Герасимов отправил его в тыл с двумя крепкими «сынами» и передал подробную записку для комбата о состоянии роты и ее морально-боевом духе. Записка несла в себе исчерпывающую информацию, которую мог бы востребовать комбат. Прочитав ее, он узнает все, что ему нужно знать, и вряд ли станет выходить с Герасимовым на связь, тем более что в конце было приписано: «Т-щ майор! По возможности пришлите парочку свежих батарей для „Р-148“, так как мои почти сдохли». Это была неправда, но Герасимова мало беспокоило, как воспримет это заявление комбат. Пока Ступин жевал тушенку и жаловался, что у него раскалывается голова, Герасимов зубами разрывал бумажные упаковки с патронами и заталкивал их в опустошенные магазины. Три, связанных изолентой, пристегнул к автомату, сразу передернул затвор и поставил на предохранитель. Еще три по отдельности рассовал в карманы «лифчика». Туда же загнал несколько гранат «РГД» и одну «эфку». Запалы к ним прицепил к петлям на лямках рюкзака. Затем перешнуровал кроссовки, закатал рукава и зафиксировал пуговичкой. Спрятал под тельняшку болтающийся на шнурке личный номер.

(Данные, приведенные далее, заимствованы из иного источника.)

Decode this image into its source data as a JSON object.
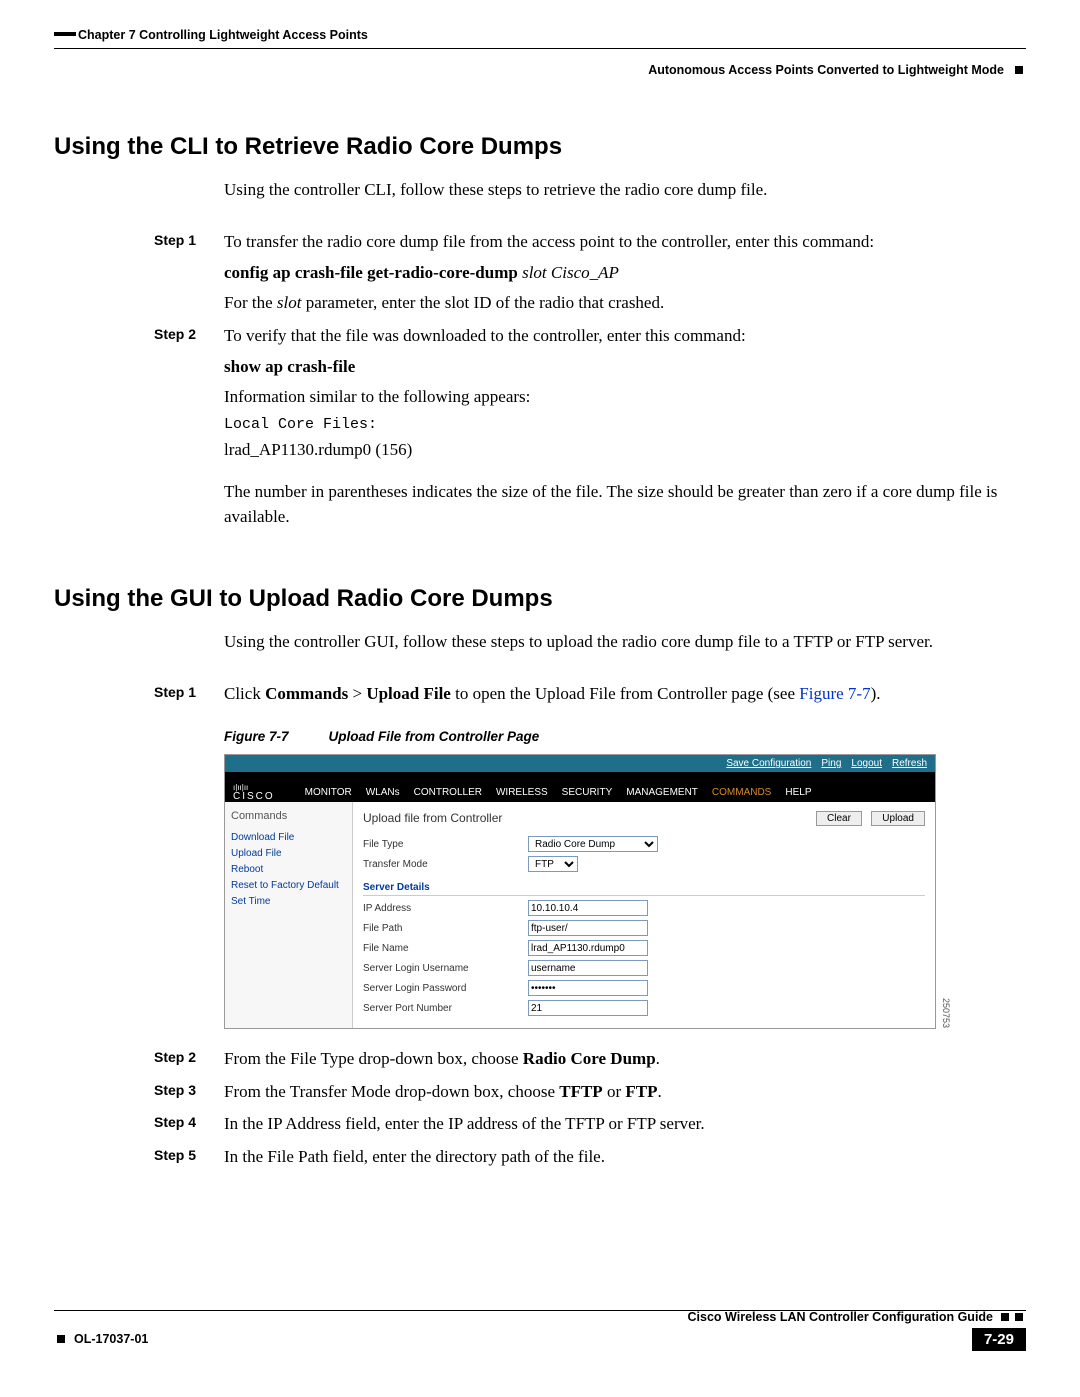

– Далеко собрался? – спросил Ступин.
– Не очень… Если кто выйдет на связь и будет спрашивать, скажешь, что заторчал на фланге, проверяю, как бойцы ставят растяжки… Короче, прикрывай, сколько сможешь.
Ступин отложил банку, вытер щетину ладонью.
– Ты что, командир, серьезно?
Серьезней не бывает. Герасимов считал по карте – километра три по «зеленке», через рисовые поля, кишлаки и реку. Если бегом – то полчаса максимум. Снимать роту с позиций и оголять левый блок ему никто не позволит, да и не проберется рота к котловану незаметно, обязательно наткнется на засаду. А в одиночку он проскочит, как мышь, как тень от птицы – никто не заметит, а заметит – не поймет.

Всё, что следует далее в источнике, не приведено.